Триптих

Нина Саницкая
1

Биение живое и нежданное,
пробившееся сквозь кромешный мрак:
«Я от рожденья именуюсь Жанною.
Вы знаете что-либо о д;Арк?

Вы преклонялись ли пред Девой Орлеанскою,
мизинца не запачкавшей в крови?..»
Что знаю я? Обмениваясь масками
сменялись папы, герцоги и короли,

тесня друг друга. Не грозил им вакуум.
Он не был пуст – средневековья мрак.
И мрак тот разметать возможно факелом.
И превратилась в факел дочь крестьянина д;Арк.

Уже не нужно ни поленьев и ни хвороста.
И палачи не могут истины постичь:
чтоб так светить, всего-то надо волосы,
мешающие меч держать в руках, остричь.

Всего-то надо пренебречь замужеством.
Не знать, что значит – быть любимой, жить любя.
И чувством переполненная –  мужеством, –
не дать Природе взять в полон себя.

Всего-то надо стать нетленным пламенем,
сквозь тьму и время излучая свет.
И никаким другим не подчиниться правилам,
когда живее жизни – смерть.

1970-е
 
2

«Откуда столько воли?!» - думала,
вела со временем минувшим спор.
«Так жизнь перевернуть?!» Но Дурова,
переодетая в казацкий униформ,

и перетянутая кушаком, и перед зеркалом?
А слёзы на глазах – с одеждой не в ладу?
А свет звезды, дрожащий дрожью мелкою
над садом?

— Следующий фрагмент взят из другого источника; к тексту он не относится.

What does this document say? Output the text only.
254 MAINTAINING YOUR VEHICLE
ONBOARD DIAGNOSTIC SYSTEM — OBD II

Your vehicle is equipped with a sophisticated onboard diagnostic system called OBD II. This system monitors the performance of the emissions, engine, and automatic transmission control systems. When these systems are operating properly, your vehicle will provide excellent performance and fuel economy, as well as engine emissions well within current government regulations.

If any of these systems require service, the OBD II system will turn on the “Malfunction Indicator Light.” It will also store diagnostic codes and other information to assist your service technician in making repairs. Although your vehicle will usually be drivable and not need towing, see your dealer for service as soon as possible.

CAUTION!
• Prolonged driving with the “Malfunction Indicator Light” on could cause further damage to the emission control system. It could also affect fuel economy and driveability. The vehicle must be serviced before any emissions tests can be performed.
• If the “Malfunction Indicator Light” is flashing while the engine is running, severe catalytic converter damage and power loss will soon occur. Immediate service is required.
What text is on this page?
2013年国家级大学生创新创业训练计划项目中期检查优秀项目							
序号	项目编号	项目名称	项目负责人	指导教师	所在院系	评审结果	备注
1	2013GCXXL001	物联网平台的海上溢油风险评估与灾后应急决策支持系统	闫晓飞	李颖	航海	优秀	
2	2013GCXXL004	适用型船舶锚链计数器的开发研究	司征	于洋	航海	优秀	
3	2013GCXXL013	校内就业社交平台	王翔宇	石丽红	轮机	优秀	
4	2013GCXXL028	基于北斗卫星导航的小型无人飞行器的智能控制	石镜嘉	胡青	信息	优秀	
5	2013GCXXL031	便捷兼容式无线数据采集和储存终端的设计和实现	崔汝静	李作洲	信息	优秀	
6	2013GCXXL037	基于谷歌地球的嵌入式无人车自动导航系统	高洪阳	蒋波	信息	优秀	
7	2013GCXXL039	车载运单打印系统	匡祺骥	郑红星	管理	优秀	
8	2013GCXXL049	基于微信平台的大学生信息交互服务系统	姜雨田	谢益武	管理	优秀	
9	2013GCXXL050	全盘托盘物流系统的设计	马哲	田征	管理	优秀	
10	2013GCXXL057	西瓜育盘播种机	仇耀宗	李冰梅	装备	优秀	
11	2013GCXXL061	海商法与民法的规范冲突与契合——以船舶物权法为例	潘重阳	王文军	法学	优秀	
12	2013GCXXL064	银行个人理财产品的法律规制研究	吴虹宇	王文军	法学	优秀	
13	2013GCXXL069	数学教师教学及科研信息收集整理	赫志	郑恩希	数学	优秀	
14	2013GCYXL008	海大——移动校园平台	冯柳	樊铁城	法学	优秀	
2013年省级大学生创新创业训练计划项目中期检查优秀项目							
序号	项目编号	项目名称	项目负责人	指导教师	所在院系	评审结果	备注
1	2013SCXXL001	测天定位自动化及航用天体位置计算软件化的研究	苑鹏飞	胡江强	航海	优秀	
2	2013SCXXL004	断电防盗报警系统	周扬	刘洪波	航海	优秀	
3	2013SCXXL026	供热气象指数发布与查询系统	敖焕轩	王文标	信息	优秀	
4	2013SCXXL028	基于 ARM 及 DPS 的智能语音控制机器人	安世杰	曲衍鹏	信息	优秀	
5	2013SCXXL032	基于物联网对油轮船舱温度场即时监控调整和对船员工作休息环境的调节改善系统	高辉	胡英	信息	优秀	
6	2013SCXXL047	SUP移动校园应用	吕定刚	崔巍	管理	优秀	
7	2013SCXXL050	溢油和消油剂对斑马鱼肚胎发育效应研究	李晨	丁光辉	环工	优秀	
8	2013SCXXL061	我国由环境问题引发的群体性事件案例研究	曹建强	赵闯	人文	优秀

А нетерпеливый конь в саду?

Куда она? Любимый ждёт под окнами?
Венчанье в храме тайное? Бал-маскарад?
Но чиркнут ножницы – и напрочь локоны.
Свершится перевоплощения обряд.

И – на коня! Как заново рождённая,
умчится вдаль, где скрылся с песней полк.
На веки вечные умчится, убеждённая,
что проклят Господом «несовершенный» пол.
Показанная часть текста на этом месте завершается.